Data collection procedures would require extensive testing. The survey objectives and data requirements would have to be specified in detail. A series of feasibility tests and pretests would be needed to find out whether respondents are able and willing to report the desired information.
Important policy issues would have to be confronted. Would response to the planned surveys be mandatory and, if so, would new legislation be needed? What limits would have to be imposed on the release of survey results in order to preserve the
confidentiality of responses for individual enterprises and establishments? How would new surveys conducted by the Census Bureau be coordinated or integrated with surveys presently conducted by the Bureau of Economic Analysis on related topics?
A new establishment sample is clearly not a viable option in the short term to replace the present system of compiling merchandise trade data from official trade documents, even if the amount of detailed data required monthly could be reduced somewhat. Substantial time and resources would be needed to decide what kind of information and how much detail could and would be reported on a monthly basis by importers and exporters. In addition, since all other countries presently compile their foreign trade statistics from official documents, shifting to an establishment basis for U.S. foreign trade statistics would complicate data exchange arrangements (such as the one between the United States and Canada) and might make U.S. data less comparable with those of other countries.

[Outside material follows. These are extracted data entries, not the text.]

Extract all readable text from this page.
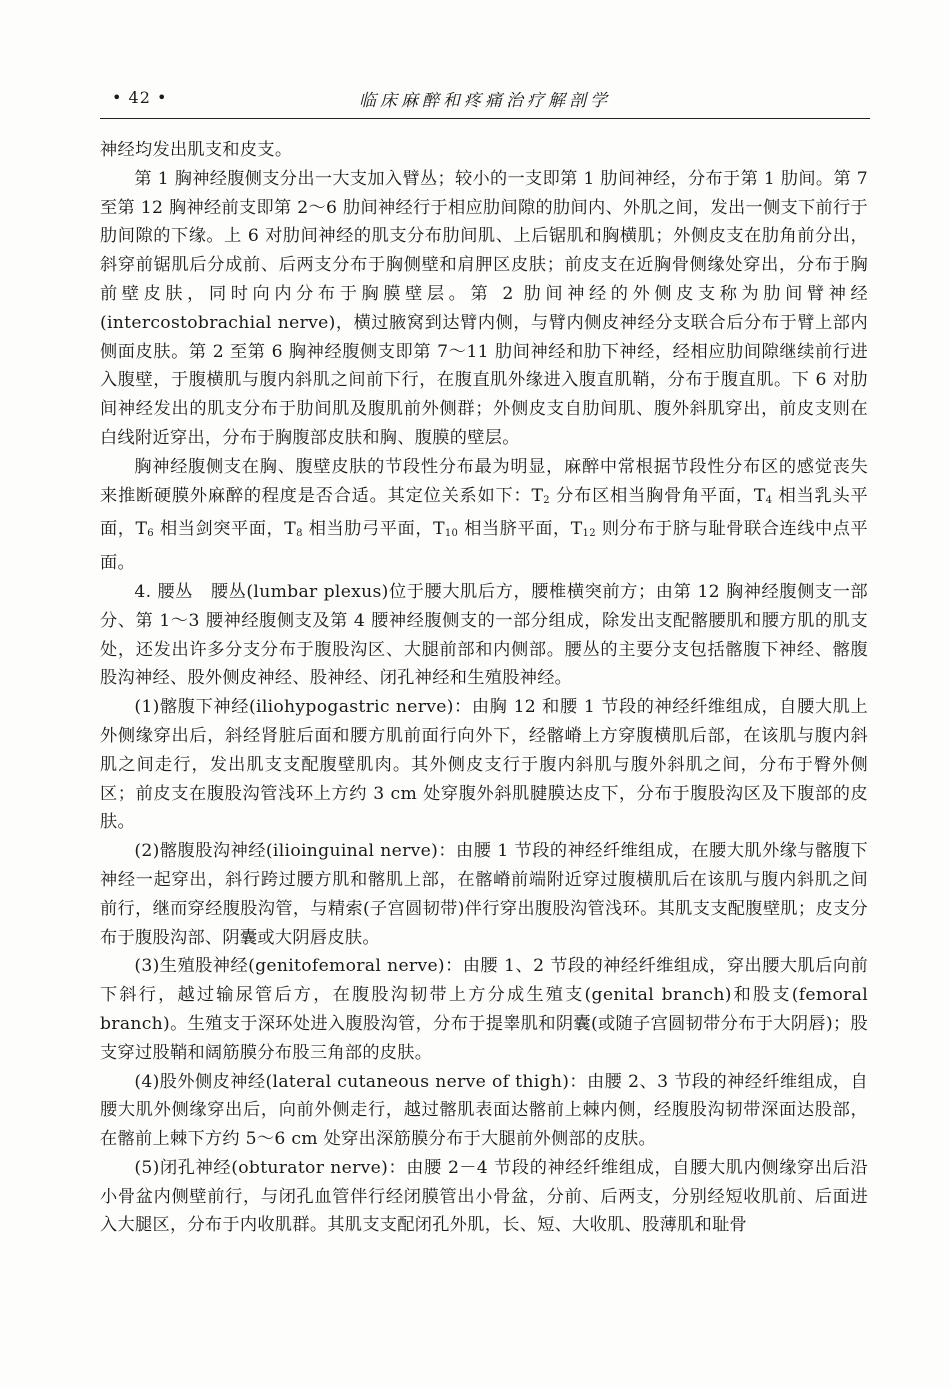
• 42 •	临床麻醉和疼痛治疗解剖学

神经均发出肌支和皮支。

第 1 胸神经腹侧支分出一大支加入臂丛；较小的一支即第 1 肋间神经，分布于第 1 肋间。第 7 至第 12 胸神经前支即第 2～6 肋间神经行于相应肋间隙的肋间内、外肌之间，发出一侧支下前行于肋间隙的下缘。上 6 对肋间神经的肌支分布肋间肌、上后锯肌和胸横肌；外侧皮支在肋角前分出，斜穿前锯肌后分成前、后两支分布于胸侧壁和肩胛区皮肤；前皮支在近胸骨侧缘处穿出，分布于胸前壁皮肤，同时向内分布于胸膜壁层。第 2 肋间神经的外侧皮支称为肋间臂神经(intercostobrachial nerve)，横过腋窝到达臂内侧，与臂内侧皮神经分支联合后分布于臂上部内侧面皮肤。第 2 至第 6 胸神经腹侧支即第 7～11 肋间神经和肋下神经，经相应肋间隙继续前行进入腹壁，于腹横肌与腹内斜肌之间前下行，在腹直肌外缘进入腹直肌鞘，分布于腹直肌。下 6 对肋间神经发出的肌支分布于肋间肌及腹肌前外侧群；外侧皮支自肋间肌、腹外斜肌穿出，前皮支则在白线附近穿出，分布于胸腹部皮肤和胸、腹膜的壁层。

胸神经腹侧支在胸、腹壁皮肤的节段性分布最为明显，麻醉中常根据节段性分布区的感觉丧失来推断硬膜外麻醉的程度是否合适。其定位关系如下：$T_2$ 分布区相当胸骨角平面，$T_4$ 相当乳头平面，$T_6$ 相当剑突平面，$T_8$ 相当肋弓平面，$T_{10}$ 相当脐平面，$T_{12}$ 则分布于脐与耻骨联合连线中点平面。

4. 腰丛　腰丛(lumbar plexus)位于腰大肌后方，腰椎横突前方；由第 12 胸神经腹侧支一部分、第 1～3 腰神经腹侧支及第 4 腰神经腹侧支的一部分组成，除发出支配髂腰肌和腰方肌的肌支处，还发出许多分支分布于腹股沟区、大腿前部和内侧部。腰丛的主要分支包括髂腹下神经、髂腹股沟神经、股外侧皮神经、股神经、闭孔神经和生殖股神经。

(1)髂腹下神经(iliohypogastric nerve)：由胸 12 和腰 1 节段的神经纤维组成，自腰大肌上外侧缘穿出后，斜经肾脏后面和腰方肌前面行向外下，经髂嵴上方穿腹横肌后部，在该肌与腹内斜肌之间走行，发出肌支支配腹壁肌肉。其外侧皮支行于腹内斜肌与腹外斜肌之间，分布于臀外侧区；前皮支在腹股沟管浅环上方约 3 cm 处穿腹外斜肌腱膜达皮下，分布于腹股沟区及下腹部的皮肤。

(2)髂腹股沟神经(ilioinguinal nerve)：由腰 1 节段的神经纤维组成，在腰大肌外缘与髂腹下神经一起穿出，斜行跨过腰方肌和髂肌上部，在髂嵴前端附近穿过腹横肌后在该肌与腹内斜肌之间前行，继而穿经腹股沟管，与精索(子宫圆韧带)伴行穿出腹股沟管浅环。其肌支支配腹壁肌；皮支分布于腹股沟部、阴囊或大阴唇皮肤。

(3)生殖股神经(genitofemoral nerve)：由腰 1、2 节段的神经纤维组成，穿出腰大肌后向前下斜行，越过输尿管后方，在腹股沟韧带上方分成生殖支(genital branch)和股支(femoral branch)。生殖支于深环处进入腹股沟管，分布于提睾肌和阴囊(或随子宫圆韧带分布于大阴唇)；股支穿过股鞘和阔筋膜分布股三角部的皮肤。

(4)股外侧皮神经(lateral cutaneous nerve of thigh)：由腰 2、3 节段的神经纤维组成，自腰大肌外侧缘穿出后，向前外侧走行，越过髂肌表面达髂前上棘内侧，经腹股沟韧带深面达股部，在髂前上棘下方约 5～6 cm 处穿出深筋膜分布于大腿前外侧部的皮肤。

(5)闭孔神经(obturator nerve)：由腰 2－4 节段的神经纤维组成，自腰大肌内侧缘穿出后沿小骨盆内侧壁前行，与闭孔血管伴行经闭膜管出小骨盆，分前、后两支，分别经短收肌前、后面进入大腿区，分布于内收肌群。其肌支支配闭孔外肌，长、短、大收肌、股薄肌和耻骨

There are some kinds of data relevant to foreign trade, however, for which enterprises and establishments are the logical source of information. Examples are the data on exports by manufacturers and wholesalers and costs of imported materials being collected in the economic censuses and the ASM and the data on import and export prices collected from a sample of establishments by the Bureau of Labor Statistics. There are other kinds of useful information that might best be collected in new establishment surveys. For example, most low-value international shipments by air are carried by a relatively small number of shippers. In view of the interest that has been expressed by specialized user groups for more complete coverage of air shipments, the Census Bureau might want to investigate the possibility of collecting some information about air shipments in sample surveys of shipping companies, which would include all of the large shippers. Because of the specialized user groups involved, it would be appropriate for the Census Bureau to make such an activity contingent on receipt of at least partial funding from users.